Serpico — whose revelations of police corruption 40 years ago led to the establishment of the Knapp Commission, which changed the course of NYPD history and made him an icon worldwide — has been supportive of Schoolcraft, who in 2009 the police forcibly brought to Jamaica Hospital, where, against his will, he was incarcerated for five days in its psychiatric ward.

While the city maintains that Schoolcraft’s superiors felt he needed hospitalization, Schoolcraft has filed a $50 million lawsuit against the city, charging that his forced hospitalization was retaliation for secretly taping his commanders in the 81st precinct in Brooklyn ordering cops to downgrade felonies to misdemeanors so that the precinct would appear to be safer than it actually was.

Police Commissioner Ray Kelly said that an internal investigation substantiated Schoolcraft’s claims.

Besides transferring the precinct’s commanding officer and disciplining other precinct officers, Kelly established a commission to determine whether such downgrading was city-wide.

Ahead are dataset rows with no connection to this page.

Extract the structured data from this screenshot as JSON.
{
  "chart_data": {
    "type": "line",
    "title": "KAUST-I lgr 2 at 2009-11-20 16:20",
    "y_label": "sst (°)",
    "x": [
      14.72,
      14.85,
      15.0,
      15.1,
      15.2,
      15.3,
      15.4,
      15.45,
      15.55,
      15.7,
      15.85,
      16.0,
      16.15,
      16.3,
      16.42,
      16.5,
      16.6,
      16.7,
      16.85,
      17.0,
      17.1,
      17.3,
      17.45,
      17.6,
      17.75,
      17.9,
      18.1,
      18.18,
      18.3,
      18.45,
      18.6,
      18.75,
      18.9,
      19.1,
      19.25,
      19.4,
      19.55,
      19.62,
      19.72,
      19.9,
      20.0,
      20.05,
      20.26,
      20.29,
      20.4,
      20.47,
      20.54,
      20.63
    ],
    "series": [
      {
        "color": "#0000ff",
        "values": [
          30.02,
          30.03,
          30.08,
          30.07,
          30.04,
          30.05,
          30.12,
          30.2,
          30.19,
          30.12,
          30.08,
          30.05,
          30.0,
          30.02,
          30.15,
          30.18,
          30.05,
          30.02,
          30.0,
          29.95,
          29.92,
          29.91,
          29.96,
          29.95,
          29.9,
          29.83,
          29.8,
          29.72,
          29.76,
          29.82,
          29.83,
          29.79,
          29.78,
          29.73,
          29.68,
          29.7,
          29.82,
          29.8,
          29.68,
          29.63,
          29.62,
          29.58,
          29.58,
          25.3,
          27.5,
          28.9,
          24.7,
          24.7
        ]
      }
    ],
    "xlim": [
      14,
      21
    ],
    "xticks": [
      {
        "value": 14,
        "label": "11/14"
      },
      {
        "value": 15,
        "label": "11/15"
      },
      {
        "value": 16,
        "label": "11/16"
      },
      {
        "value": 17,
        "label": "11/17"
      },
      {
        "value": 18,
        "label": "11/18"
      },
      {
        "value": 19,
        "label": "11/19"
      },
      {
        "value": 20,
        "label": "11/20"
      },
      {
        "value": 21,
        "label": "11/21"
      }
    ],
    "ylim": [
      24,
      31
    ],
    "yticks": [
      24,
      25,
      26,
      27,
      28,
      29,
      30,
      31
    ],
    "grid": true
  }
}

In a recently released report, the commissioners determined that it was.

Serpico’s subpoena seeks his communications about Schoolcraft with governmental agencies, including the police department, the mayor’s office, the city’s Inspector General, the FBI, the Justice Department as well as with Dunn, the late police sergeant David Durk, Village Voice reporter Graham Rayman, and this reporter.

Assistant City Corporation Counsel Suzanna Publicker Mettam explained Serpico’s subpoena, saying in a statement released by the Law Department: “Based on reported comments by Mr. Serpico to media outlets, we have reason to believe that he may have information relevant to Adrian Schoolcraft’s lawsuit. As he is not a party, a subpoena was recently served requesting any relevant documents in his possession.”